= Haimo of Auxerre =

Haimo of Auxerre (died c. 865) was a member of the Benedictine Abbey of Saint-Germain d'Auxerre. Although he was the author of numerous Biblical commentaries and theological texts, little of his life is known today.

Haimo defended the real presence of Christ in the Eucharist and condemned those who considered that the Eucharist was just a "sign". This realism applied also to his ecclesiology. His exegetical commentary was an important source for Adso of Montier-en-Der's letter on the life of the Antichrist.

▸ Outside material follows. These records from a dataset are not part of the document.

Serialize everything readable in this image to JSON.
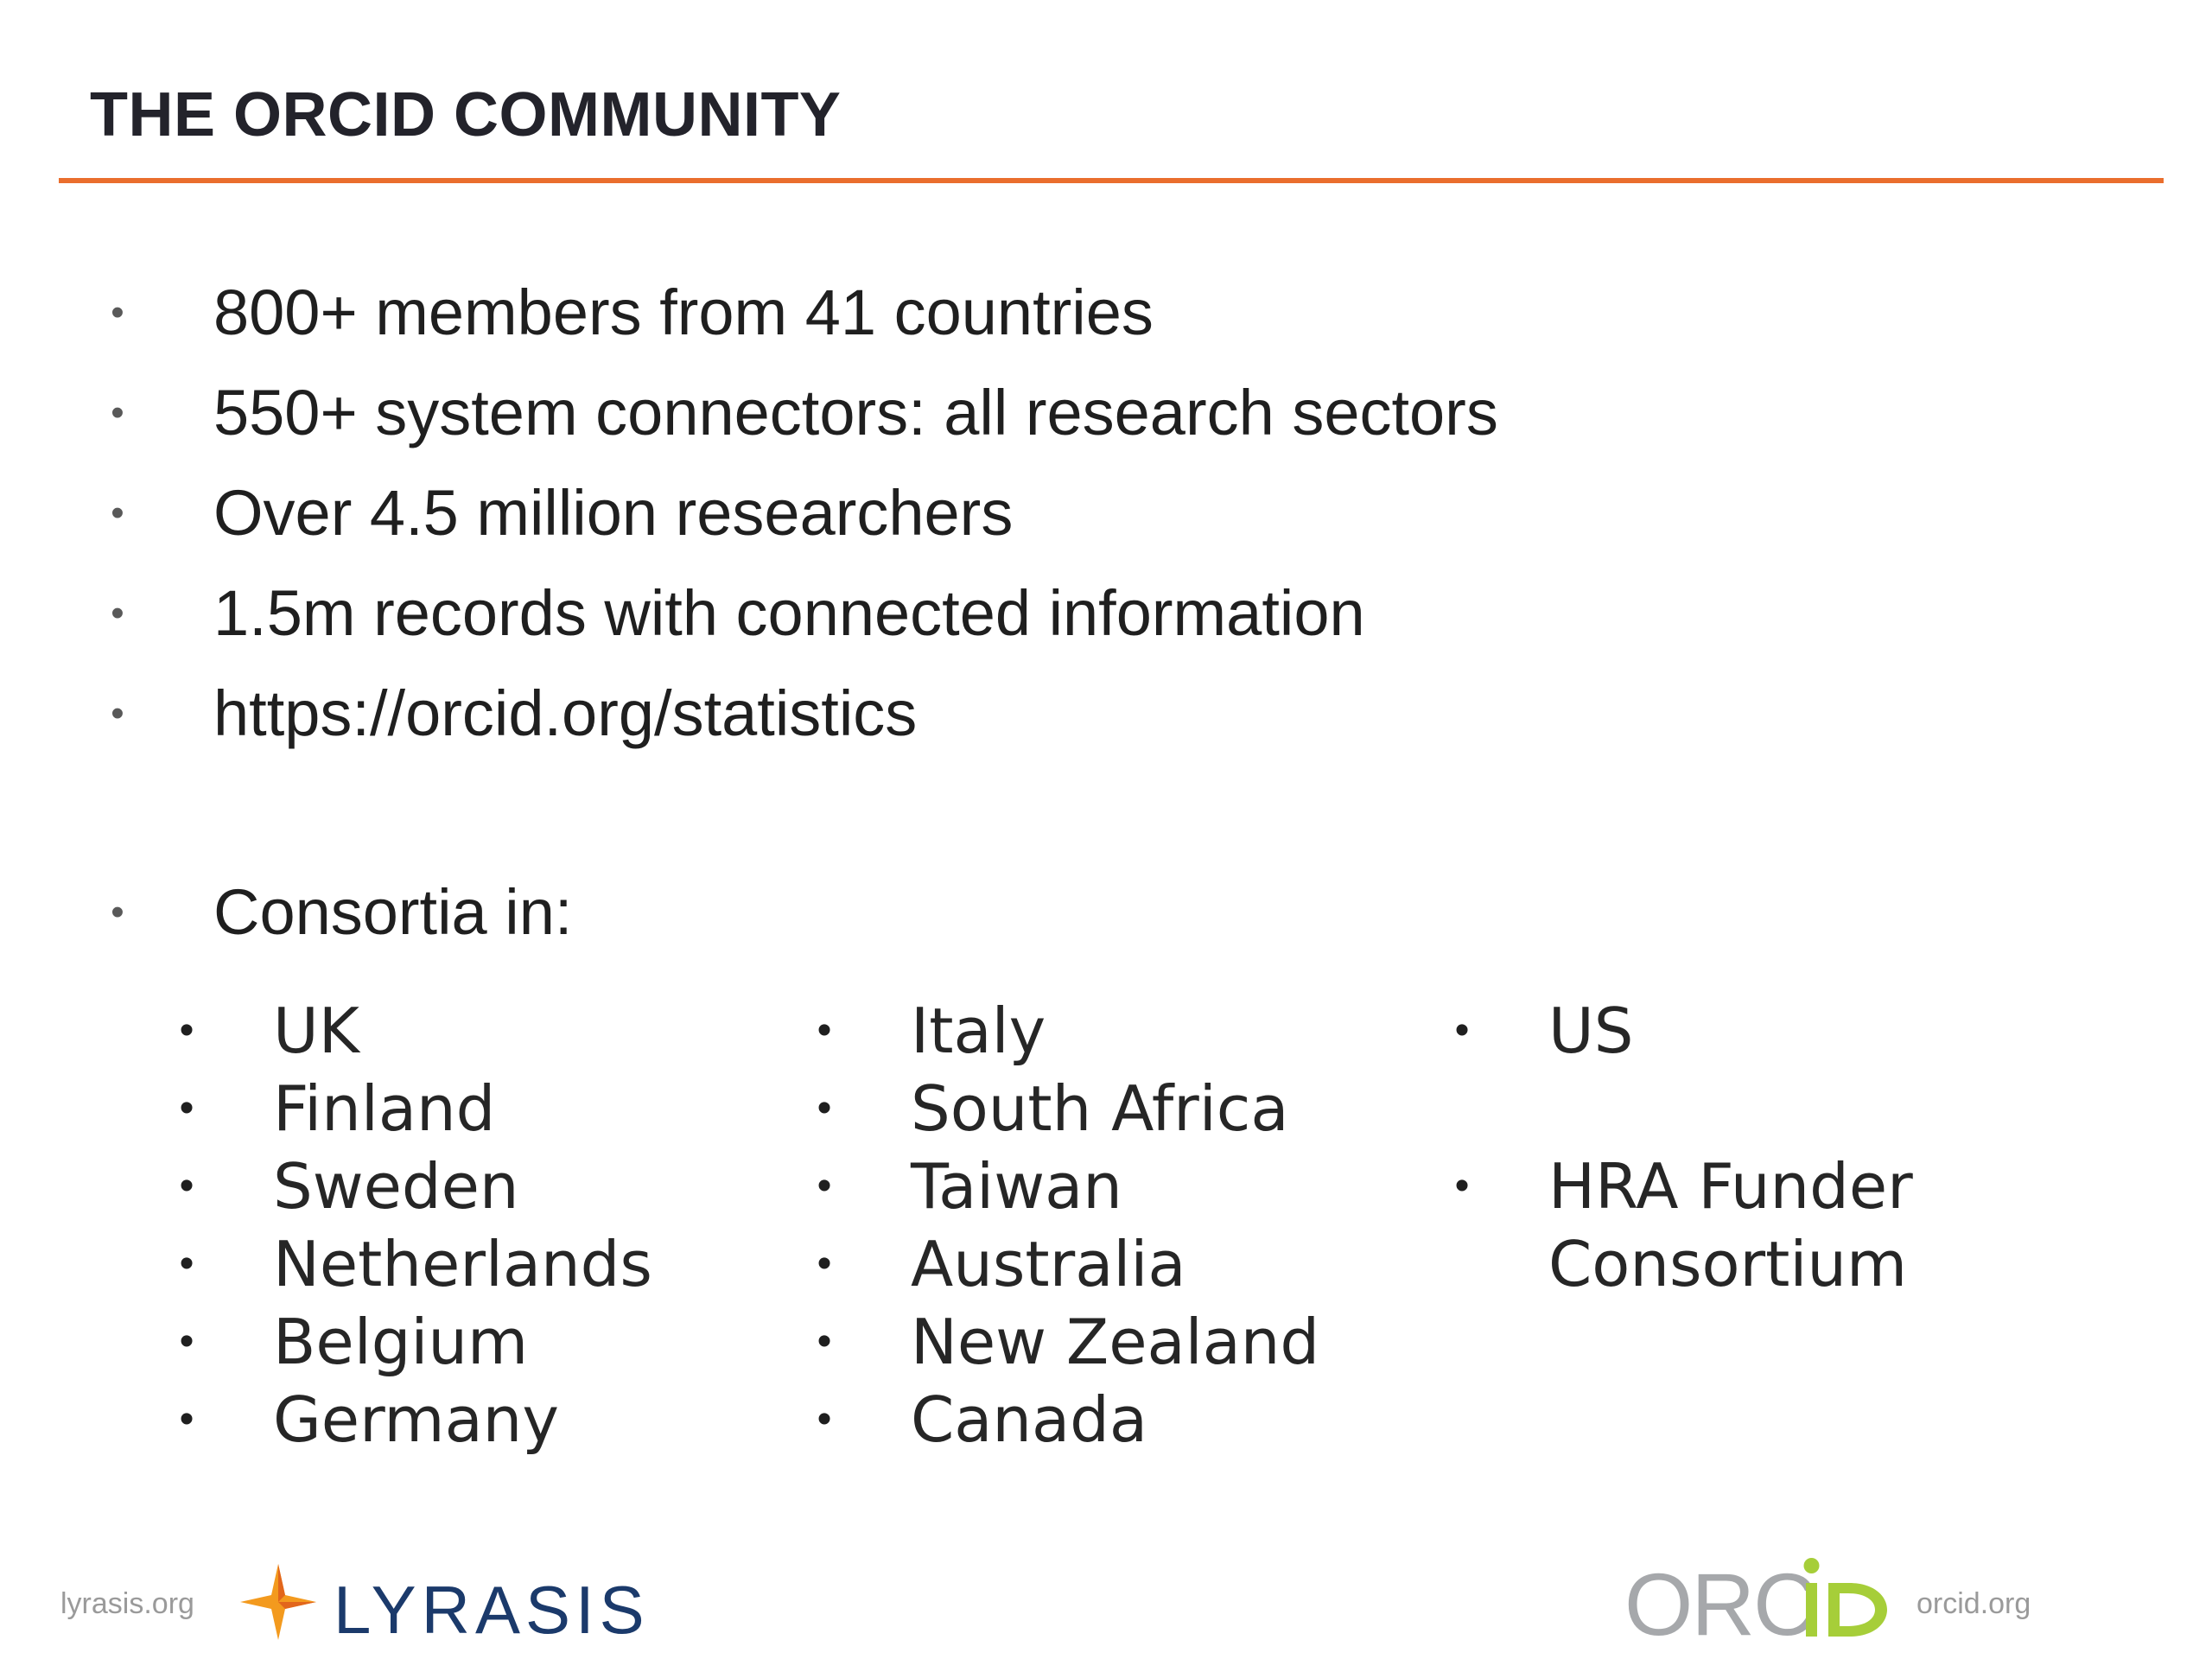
{
  "slide": {
    "title": "THE ORCID COMMUNITY"
  },
  "bullets": [
    "800+ members from 41 countries",
    "550+ system connectors: all research sectors",
    "Over 4.5 million researchers",
    "1.5m records with connected information",
    "https://orcid.org/statistics",
    "Consortia in:"
  ],
  "consortia": {
    "column1": [
      "UK",
      "Finland",
      "Sweden",
      "Netherlands",
      "Belgium",
      "Germany"
    ],
    "column2": [
      "Italy",
      "South Africa",
      "Taiwan",
      "Australia",
      "New Zealand",
      "Canada"
    ],
    "column3": [
      "US",
      "HRA Funder Consortium"
    ]
  },
  "footer": {
    "left_url": "lyrasis.org",
    "lyrasis_logo_text": "LYRASIS",
    "orcid_logo_text": "ORCID",
    "right_url": "orcid.org"
  },
  "colors": {
    "accent_rule": "#ea6e2d",
    "lyrasis_navy": "#1b3a6b",
    "lyrasis_star": "#f39a1e",
    "orcid_gray": "#a6a8ab",
    "orcid_green": "#a6ce39"
  },
  "icons": {
    "bullet": "bullet-dot",
    "lyrasis": "lyrasis-star-icon",
    "orcid": "orcid-logo-icon"
  }
}
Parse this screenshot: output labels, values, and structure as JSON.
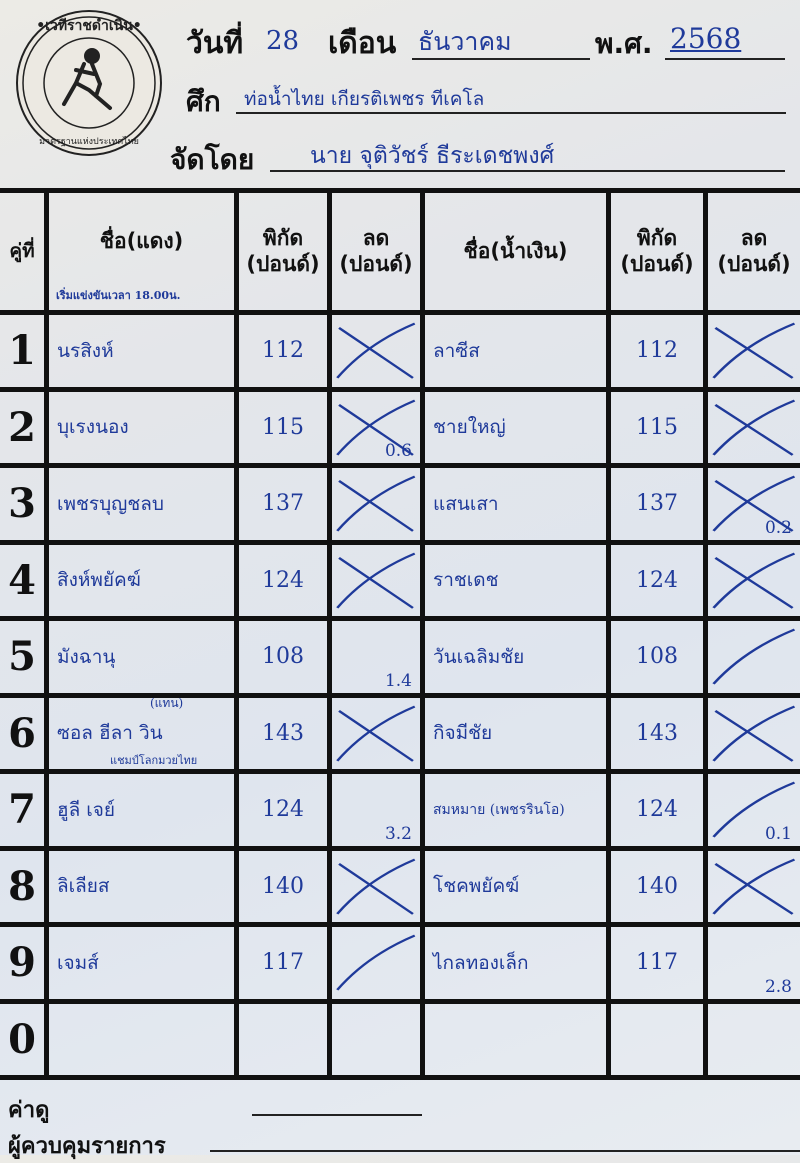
{
  "header": {
    "logo_text": "เวทีราชดำเนิน • สนามมวยมาตรฐานแห่งประเทศไทย",
    "date_label": "วันที่",
    "day": "28",
    "month_label": "เดือน",
    "month": "ธันวาคม",
    "year_label": "พ.ศ.",
    "year": "2568",
    "event_label": "ศึก",
    "event": "ท่อน้ำไทย เกียรติเพชร ทีเคโล",
    "organizer_label": "จัดโดย",
    "organizer": "นาย จุติวัชร์ ธีระเดชพงศ์"
  },
  "table": {
    "headers": {
      "pair": "คู่ที่",
      "red_name": "ชื่อ(แดง)",
      "red_weight": "พิกัด (ปอนด์)",
      "red_reduce": "ลด (ปอนด์)",
      "blue_name": "ชื่อ(น้ำเงิน)",
      "blue_weight": "พิกัด (ปอนด์)",
      "blue_reduce": "ลด (ปอนด์)"
    },
    "start_note": "เริ่มแข่งขันเวลา 18.00น.",
    "rows": [
      {
        "no": "1",
        "red": "นรสิงห์",
        "red_note": "",
        "red_sub": "",
        "red_weight": "112",
        "red_mark": "x",
        "red_ded": "",
        "blue": "ลาซีส",
        "blue_weight": "112",
        "blue_mark": "x",
        "blue_ded": ""
      },
      {
        "no": "2",
        "red": "บุเรงนอง",
        "red_note": "",
        "red_sub": "",
        "red_weight": "115",
        "red_mark": "x",
        "red_ded": "0.6",
        "blue": "ชายใหญ่",
        "blue_weight": "115",
        "blue_mark": "x",
        "blue_ded": ""
      },
      {
        "no": "3",
        "red": "เพชรบุญชลบ",
        "red_note": "",
        "red_sub": "",
        "red_weight": "137",
        "red_mark": "x",
        "red_ded": "",
        "blue": "แสนเสา",
        "blue_weight": "137",
        "blue_mark": "x",
        "blue_ded": "0.2"
      },
      {
        "no": "4",
        "red": "สิงห์พยัคฆ์",
        "red_note": "",
        "red_sub": "",
        "red_weight": "124",
        "red_mark": "x",
        "red_ded": "",
        "blue": "ราชเดช",
        "blue_weight": "124",
        "blue_mark": "x",
        "blue_ded": ""
      },
      {
        "no": "5",
        "red": "มังฉานุ",
        "red_note": "",
        "red_sub": "",
        "red_weight": "108",
        "red_mark": "none",
        "red_ded": "1.4",
        "blue": "วันเฉลิมชัย",
        "blue_weight": "108",
        "blue_mark": "slash",
        "blue_ded": ""
      },
      {
        "no": "6",
        "red": "ซอล ฮีลา วิน",
        "red_note": "(แทน)",
        "red_sub": "แชมป์โลกมวยไทย",
        "red_weight": "143",
        "red_mark": "x",
        "red_ded": "",
        "blue": "กิจมีชัย",
        "blue_weight": "143",
        "blue_mark": "x",
        "blue_ded": ""
      },
      {
        "no": "7",
        "red": "ฮูลี เจย์",
        "red_note": "",
        "red_sub": "",
        "red_weight": "124",
        "red_mark": "none",
        "red_ded": "3.2",
        "blue": "สมหมาย (เพชรรินโอ)",
        "blue_weight": "124",
        "blue_mark": "slash",
        "blue_ded": "0.1"
      },
      {
        "no": "8",
        "red": "ลิเลียส",
        "red_note": "",
        "red_sub": "",
        "red_weight": "140",
        "red_mark": "x",
        "red_ded": "",
        "blue": "โชคพยัคฆ์",
        "blue_weight": "140",
        "blue_mark": "x",
        "blue_ded": ""
      },
      {
        "no": "9",
        "red": "เจมส์",
        "red_note": "",
        "red_sub": "",
        "red_weight": "117",
        "red_mark": "slash",
        "red_ded": "",
        "blue": "ไกลทองเล็ก",
        "blue_weight": "117",
        "blue_mark": "none",
        "blue_ded": "2.8"
      },
      {
        "no": "0",
        "red": "",
        "red_note": "",
        "red_sub": "",
        "red_weight": "",
        "red_mark": "none",
        "red_ded": "",
        "blue": "",
        "blue_weight": "",
        "blue_mark": "none",
        "blue_ded": ""
      }
    ]
  },
  "footer": {
    "fee_label": "ค่าดู",
    "controller_label": "ผู้ควบคุมรายการ"
  },
  "colors": {
    "ink_blue": "#1f3a9a",
    "board_line": "#111111",
    "board_bg": "#e4e8ee"
  }
}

Several texts, including those published in the Patrologia Latina, previously attributed to Haymo of Halberstadt, are now believed to be his work. Haimo's exegetical writings are indexed as part of Burton Van Name Edwards's project, "The Manuscript Transmission of Carolingian Biblical Commentaries".

==Editions==
- Ed. Abbé Migne, Patrologia Latina, 116, 117, 131, à consulter sur Documenta Catholica Omnia
- Ed. R. Gryson, Haymo Autissiodorensis. Annotatio libri Isaiae prophetae (= Corpus Christianorum. Continuatio Mediaevalis, 135C), Turnhout: Brepols Publishers, 2014 (ISBN 978-2-503-55219-4).
- Ed. R. Gryson, Haymo Autissiodorensis. Annotatio libri Iezechielis imperfecta (= Corpus Christianorum. Continuatio Mediaevalis, 135E), Turnhout: Brepols Publishers, 2015 (ISBN 978-2-503-55702-1).